In den letzten Monaten begegnet mir das Schlagwort „Omnichannel“ mit bemerkenswerter Häufigkeit. Als langjähriger Berater von Konzernen mit vertikalen Absatzpartnerstrukturen beobachte ich diese Entwicklung mit gemischten Gefühlen. Einerseits verspricht Omnichannel eine Revolution des Kundenerlebnisses, andererseits sehe ich in vielen Unternehmen eine Unklarheit über die tatsächliche Bedeutung und die weitreichenden Konsequenzen dieses Ansatzes.
Meine Erfahrungen mit Konzernen zeigen: Zwischen der Euphorie in Strategiemeetings und der harten Realität der Umsetzung klafft oft eine gewaltige Lücke. Fehlende fachliche Präzision und unterschätzte Herausforderungen führen nicht selten zu kostspieligen Fehlschlägen.
Seit Jahren befindet sich der Einzelhandel bereits in einem tiefgreifenden Wandel. Digitalisierung, veränderte Kundenerwartungen und technologische Innovationen zwingen Unternehmen dazu, ihre Strategien grundlegend zu überdenken. Im Zentrum dieser Transformation steht das Konzept des Omnichannel-Handels – ein Ansatz, der verspricht, das Kundenerlebnis zu revolutionieren, aber gleichzeitig enorme Herausforderungen für Unternehmen mit sich bringt.
Doch was genau bedeutet Omnichannel für das Kundenerlebnis? Ist es der heilige Gral des modernen Handels oder eine überkomplexe Strategie, die mehr Probleme schafft als sie löst? Um diese Frage zu beantworten, möchte ich in diesem Artikel einen kritischen Blick auf diesen Ansatz werfen. Hierzu müssen wir tiefer in die Materie eintauchen und sowohl die Chancen als auch die Risiken des Omnichannel-Ansatzes beleuchten.
Von Multichannel zu Omnichannel
Um die Bedeutung von Omnichannel zu verstehen, ist ein Blick auf den Multichannel-Ansatz hilfreich.
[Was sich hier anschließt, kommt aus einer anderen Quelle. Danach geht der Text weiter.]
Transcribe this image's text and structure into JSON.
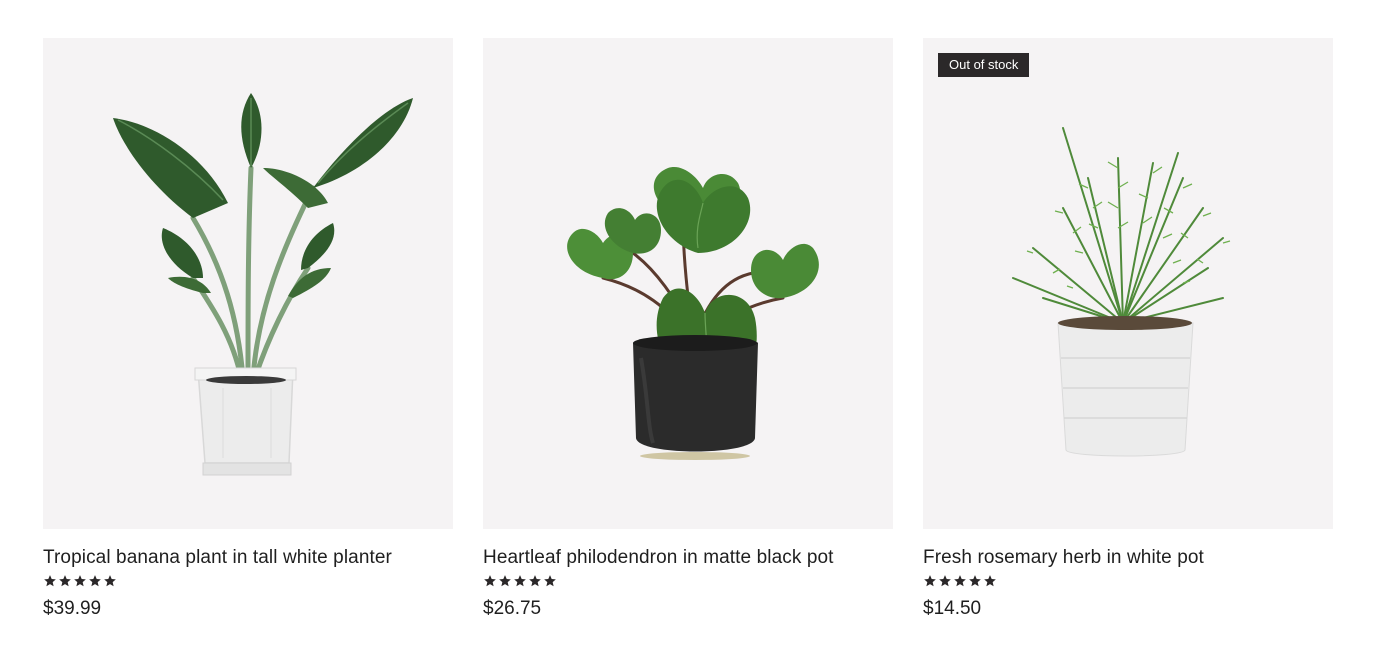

Dieser Ansatz nutzt mehrere Vertriebskanäle, um Kunden zu erreichen. Die Kanäle agieren unabhängig voneinander, ohne miteinander verknüpft zu sein. Inhalte, Angebote und Erlebnisse können sich je nach Kanal unterscheiden. Für jeden weiteren Vertriebskanal muss eine separate Kundenreise entwickelt werden. Das bedeutet, dass das Kundenerlebnis stets auf den aktuell genutzten Kanal beschränkt bleibt. Ziel des Multichannel-Ansatzes ist es, verschiedene Kundengruppen anzusprechen und die Reichweite zu erhöhen.
Allerdings bringt Multichannel auch erhebliche Nachteile mit sich. Die fehlende Wechselwirkung zwischen den Kanälen kann zu Inkonsistenzen in der Kundenansprache führen. Informationen und Angebote variieren möglicherweise von Kanal zu Kanal, was Verwirrung bei den Kunden stiften kann. Zudem werden Ressourcen oft ineffizient genutzt, da jeder Kanal separat verwaltet wird.
Hier setzt das Omnichannel-Konzept an. Es zielt darauf ab, alle Kanäle nahtlos zu verbinden, um ein konsistentes, kanalübergreifendes Kundenerlebnis zu schaffen. Im Idealfall kann ein Kunde seine Kundenreise an einem Kontaktpunkt beginnen und an einem anderen nahtlos fortsetzen, ohne Informationen oder Kontext zu verlieren.
Die Vorteile dieses Ansatzes liegen auf der Hand: Eine einheitliche Markenbotschaft über alle Kanäle hinweg, ein verbessertes Kundenerlebnis durch nahtlose Übergänge zwischen den Kontaktpunkten und die Möglichkeit, umfassende Kundenprofile durch die Integration von Daten aus allen Kanälen zu erstellen. Doch der Weg zum funktionalen Omnichannel ist steinig und mit zahlreichen Hindernissen gepflastert.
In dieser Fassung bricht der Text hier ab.